Сказано это было походя, но Висковатый задумался. Посольские дела всегда требовали увертливости, уловок да хитростей. Там, если не научился вертеть хвостом как лиса, наверх не выберешься. Иван Михайлович вылез, но твердо помнил — если бы не государь, то он так и сидел бы где-нибудь в уголке Посольской избы, переписывая бумаги. За ум и находчивость боярин Юрьев, что из царских родичей, приблизил его — коль своего ума нет, то отчего бы чужим не воспользоваться, — но так высоко, как это сделал царь, все равно бы никогда не поднял.

Сам Висковатый добро помнил и уже давно мечтал как-нибудь отплатить за доверие да ласку, ан все случая не подворачивалось. Так, может, теперь?..

Раз хочет Иоанн Васильевич отвлечь, значит, надо этим и заняться, только вот как? И тут ему вспомнились собственные слова, которые он произнес месяц назад из тщеславного желания лишний раз обратить на себя внимание государя, а заодно и Показать, что он разбирается не в одних только иноземных делах, но и в любых других, включая и совсем тонкие, духовные.

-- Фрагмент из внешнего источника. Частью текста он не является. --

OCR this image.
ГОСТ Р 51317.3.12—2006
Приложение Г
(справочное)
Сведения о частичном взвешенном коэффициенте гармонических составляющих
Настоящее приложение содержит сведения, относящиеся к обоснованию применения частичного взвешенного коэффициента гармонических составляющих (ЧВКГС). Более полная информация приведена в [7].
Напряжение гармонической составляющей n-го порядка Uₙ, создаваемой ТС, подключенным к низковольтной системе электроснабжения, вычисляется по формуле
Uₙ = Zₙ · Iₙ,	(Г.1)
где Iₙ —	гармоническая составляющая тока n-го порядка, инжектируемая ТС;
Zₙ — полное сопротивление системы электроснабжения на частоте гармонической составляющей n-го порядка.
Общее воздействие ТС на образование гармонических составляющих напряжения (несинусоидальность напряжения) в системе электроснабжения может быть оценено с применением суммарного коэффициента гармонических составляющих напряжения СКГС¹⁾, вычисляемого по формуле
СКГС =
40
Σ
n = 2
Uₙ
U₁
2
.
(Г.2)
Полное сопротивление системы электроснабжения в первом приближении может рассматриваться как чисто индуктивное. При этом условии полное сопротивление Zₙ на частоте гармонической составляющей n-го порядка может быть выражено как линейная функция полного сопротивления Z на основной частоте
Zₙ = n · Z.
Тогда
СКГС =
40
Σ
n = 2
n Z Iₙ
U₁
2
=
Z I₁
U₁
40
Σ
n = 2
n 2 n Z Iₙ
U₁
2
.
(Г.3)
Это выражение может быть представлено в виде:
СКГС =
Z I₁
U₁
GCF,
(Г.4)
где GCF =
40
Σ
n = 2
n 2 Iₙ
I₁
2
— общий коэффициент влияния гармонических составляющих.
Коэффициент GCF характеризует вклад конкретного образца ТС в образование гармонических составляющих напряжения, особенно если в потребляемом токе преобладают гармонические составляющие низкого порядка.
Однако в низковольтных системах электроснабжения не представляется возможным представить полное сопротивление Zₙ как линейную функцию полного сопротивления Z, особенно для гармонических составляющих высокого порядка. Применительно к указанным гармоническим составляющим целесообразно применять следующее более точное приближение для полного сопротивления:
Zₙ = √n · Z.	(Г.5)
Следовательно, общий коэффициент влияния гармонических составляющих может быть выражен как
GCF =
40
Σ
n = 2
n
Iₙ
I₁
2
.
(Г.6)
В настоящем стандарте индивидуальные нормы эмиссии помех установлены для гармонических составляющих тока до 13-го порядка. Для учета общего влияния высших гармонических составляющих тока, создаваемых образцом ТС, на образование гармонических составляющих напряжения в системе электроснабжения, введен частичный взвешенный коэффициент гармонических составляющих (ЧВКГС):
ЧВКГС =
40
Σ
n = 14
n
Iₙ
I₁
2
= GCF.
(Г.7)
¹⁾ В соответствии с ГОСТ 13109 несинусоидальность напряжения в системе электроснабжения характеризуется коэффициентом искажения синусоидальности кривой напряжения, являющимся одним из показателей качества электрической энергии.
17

Тогда во время одного из соборных заседаний царь, разговаривая с митрополитом о прежнем соборном уложении и вопрошая, какие дела по нему уже исправлены и какие еще нет, выразил желание, чтобы и прочие дела были исправлены и чтобы, в частности, иконники писали образа с добрых образцов. Как теперь понимал Висковатый, все это говорилось как раз с целью отвлечь Макария от отца Артемия. Помнится, владыка тогда ответил государю, что в Москве по соборному уложению установлены для наблюдения за иконописцами четыре старосты-иконника.

Вот тогда-то Висковатый и проявил свой ум, заявив, что не следует изображать на иконах невидимого бога и бесплотные силы, как это было сделано на одной из икон. Дьяк поморщился, припоминая. Ну, точно, она называлась «Верую во единаго бога».

— Да как же писать? — спросил тогда озадаченный митрополит.

Висковатый изложил свои соображения, в ответ на что получил резкую отповедь Макария, который отчитал дьяка, сказав, что он излиха мудрствует о святых иконах, а в конце даже пригрозил:

— Ты стал на еретиков. Смотри не попадись и сам в еретики — лучше ведай свои дела, которые на тебе положены, да к иным не суйся.

Дьяк еще раз почесал переносицу, затем решительно придвинул к себе чернильницу, выбрал перышко поострее и принялся писать. Строчил долго, чуть ли не весь следующий день, после чего явился к митрополиту и подал ему подробное изложение своих мнений и недоумений о святых иконах с просьбой рассмотреть дело на соборе.

В качестве предлога послужили все те же иконы из числа переписанных заново после страшных московских пожаров лета 7055-го. Тогда в Кремле погорели чуть ли не все церкви, и из Новгорода, Пскова и других городов были вызваны иконописцы написать новые иконы и расписать царские палаты. На многих из этих икон по указанию священника Сильвестра были изображены события из священной истории, начиная от сотворения мира и человека и заканчивая страстями Христовыми. Кроме того, Сильвестр попросил, чтобы иконописцы представили в лицах и образах содержание всего Символа веры, а также некоторых церковных песней. Царские палаты были расписаны по стенам разными символическими изображениями.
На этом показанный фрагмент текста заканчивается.